I've been writing this post for over a week now, but with baby E going through a developmental spurt with early mornings (4am!) and quickie naps (30mins once a day!), I've not been able to write much. But I guess it's fitting that I finally get to finish and publish this post on Mother's Day. Because this post is all about me figuring out motherhood.

Before having baby E, I knew motherhood would be tough. I knew children tend to wake up at the crack of dawn, that they have boundless energy and hate taking naps or going to bed. After having baby E, I realised that all I knew about children and motherhood was shaped by storybooks and popular media like TV and magazines. 

Happy smiling baby! 80% of the time.
I figured that babies would only cry if they are hungry / thirsty, need a change of diaper or if it was too hot / cold. Okay, these are things that I can easily fix and then the baby would stop crying right?

Turning into the hulk. 20% of the time.
How wrong I was. It took a lot of crying (by both myself and baby E), research and willpower (to fend off unwanted / useless advice from well-meaning relatives) to understand that babies have feelings and emotions too and that they can cry when tired, or upset or just because they need someone to hold and comfort them. The hardest thing was learning to listen to my instincts as a mother and respond to baby E the best way I knew how.

So motherhood is not just about keeping a baby / child clean, dry and well-fed. It's also about being emotionally supportive and giving your child the understanding and respect that another living being deserves. It's also about having confidence in your abilities as a mother to listen and tend to your child in a way that you feel is right.

I hope that I'm doing the right thing by baby E, because motherhood doesn't just fit neatly into a box which makes everything outside that box the wrong thing to do. What works for one family may not work for another and what worked for my own mother may not work for baby E.

Thinking face...
Happy Mother's Day!

May 1, 2012

5am Comes Pretty Early

Can't sleep anymore, mum
This is what baby E looks like at 5am in the morning, tired but not able to sleep. I'm not sure what affects his wake-up time because he goes to bed at the same time every evening, give or take 10 minutes (sometimes up to 30 minutes).

I've tried making his bedtime later, doing more activities with him during the day to tire him out, adjusting the a/c colder / warmer, dressing him in long sleeves, short sleeves and a bunch of other things but they don't seem to affect his wake-up time. So most of the time he wakes up around 6:30am, sometimes 5am and sometimes 7am.  Usually he's content to nurse in the morning and roll around the bed until I wake up, but sometimes he wakes up and is ready to go immediately. These are the mornings that I dread, I'm absolutely NOT a morning person and I need lots of sleep (LOTS of sleep).

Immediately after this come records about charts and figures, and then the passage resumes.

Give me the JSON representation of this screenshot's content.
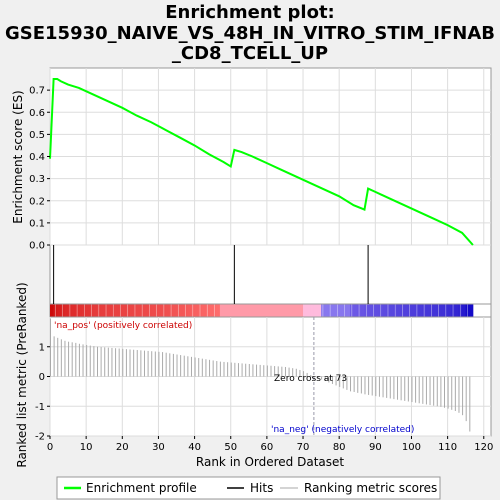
{
  "chart_data": {
    "type": "line",
    "title_lines": [
      "Enrichment plot:",
      "GSE15930_NAIVE_VS_48H_IN_VITRO_STIM_IFNAB",
      "_CD8_TCELL_UP"
    ],
    "xlabel": "Rank in Ordered Dataset",
    "ylabel_top": "Enrichment score (ES)",
    "ylabel_bottom": "Ranked list metric (PreRanked)",
    "xlim": [
      0,
      122
    ],
    "ylim_es": [
      0,
      0.8
    ],
    "ylim_metric": [
      -2,
      2
    ],
    "x_ticks": [
      "0",
      "10",
      "20",
      "30",
      "40",
      "50",
      "60",
      "70",
      "80",
      "90",
      "100",
      "110",
      "120"
    ],
    "x_tick_values": [
      0,
      10,
      20,
      30,
      40,
      50,
      60,
      70,
      80,
      90,
      100,
      110,
      120
    ],
    "es_ticks": [
      "0.0",
      "0.1",
      "0.2",
      "0.3",
      "0.4",
      "0.5",
      "0.6",
      "0.7"
    ],
    "es_tick_values": [
      0,
      0.1,
      0.2,
      0.3,
      0.4,
      0.5,
      0.6,
      0.7
    ],
    "metric_ticks": [
      "1",
      "0",
      "-1",
      "-2"
    ],
    "metric_tick_values": [
      1,
      0,
      -1,
      -2
    ],
    "grid": true,
    "enrichment_profile": {
      "name": "Enrichment profile",
      "color": "#00ff00",
      "x": [
        0,
        1,
        2,
        3,
        5,
        8,
        12,
        16,
        20,
        24,
        28,
        32,
        36,
        40,
        44,
        48,
        50,
        51,
        53,
        56,
        60,
        64,
        68,
        72,
        76,
        80,
        84,
        87,
        88,
        90,
        94,
        98,
        102,
        106,
        110,
        114,
        117
      ],
      "y": [
        0.39,
        0.75,
        0.75,
        0.74,
        0.725,
        0.71,
        0.68,
        0.65,
        0.62,
        0.585,
        0.555,
        0.52,
        0.485,
        0.45,
        0.41,
        0.375,
        0.355,
        0.43,
        0.42,
        0.4,
        0.37,
        0.34,
        0.31,
        0.28,
        0.25,
        0.22,
        0.18,
        0.16,
        0.255,
        0.24,
        0.21,
        0.18,
        0.15,
        0.12,
        0.09,
        0.055,
        0.0
      ]
    },
    "hits": {
      "name": "Hits",
      "color": "#000000",
      "x": [
        1,
        51,
        88
      ]
    },
    "ranking_metric": {
      "name": "Ranking metric scores",
      "color": "#aaaaaa",
      "zero_cross": 73,
      "values": [
        1.95,
        1.35,
        1.3,
        1.25,
        1.2,
        1.17,
        1.15,
        1.13,
        1.1,
        1.08,
        1.06,
        1.04,
        1.02,
        1.0,
        0.99,
        0.98,
        0.97,
        0.96,
        0.95,
        0.94,
        0.93,
        0.92,
        0.91,
        0.9,
        0.89,
        0.88,
        0.87,
        0.86,
        0.85,
        0.84,
        0.83,
        0.82,
        0.8,
        0.78,
        0.76,
        0.74,
        0.72,
        0.7,
        0.68,
        0.66,
        0.64,
        0.62,
        0.6,
        0.58,
        0.56,
        0.54,
        0.52,
        0.5,
        0.49,
        0.48,
        0.47,
        0.46,
        0.45,
        0.44,
        0.43,
        0.42,
        0.41,
        0.4,
        0.39,
        0.38,
        0.37,
        0.36,
        0.35,
        0.34,
        0.33,
        0.32,
        0.3,
        0.28,
        0.26,
        0.22,
        0.18,
        0.12,
        0.05,
        0.0,
        -0.05,
        -0.1,
        -0.15,
        -0.2,
        -0.25,
        -0.3,
        -0.35,
        -0.4,
        -0.45,
        -0.5,
        -0.52,
        -0.55,
        -0.57,
        -0.6,
        -0.62,
        -0.64,
        -0.66,
        -0.68,
        -0.7,
        -0.72,
        -0.74,
        -0.76,
        -0.78,
        -0.8,
        -0.82,
        -0.84,
        -0.86,
        -0.88,
        -0.9,
        -0.92,
        -0.94,
        -0.96,
        -0.98,
        -1.0,
        -1.02,
        -1.05,
        -1.08,
        -1.12,
        -1.16,
        -1.22,
        -1.3,
        -1.5,
        -1.85
      ]
    },
    "annotations": {
      "na_pos": "'na_pos' (positively correlated)",
      "na_neg": "'na_neg' (negatively correlated)",
      "zero_cross": "Zero cross at 73"
    },
    "legend_placement": "bottom"
  },
  "colors": {
    "pos_color": "#cc0000",
    "neg_color": "#0000cc",
    "zero_line": "#9999aa",
    "grid": "#dddddd"
  }
}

So when baby E wakes up at 5am, I change his overnight diaper then put his Mother Goose DVD on and let him watch until I'm awake enough to start the day with him. Before having kids, I SWORE up and down that I would not let my children watch TV before they turn 2 years old. I guess I have to eat my words now because if I didn't have Mother Goose to distract him in the morning, I'd be a complete wreck.

The hardest things about motherhood so far? Sleep deprivation. I am looking forward to the day when baby E is old enough to wake up, wash up and feed himself independently, that's my light at the end of the motherhood tunnel.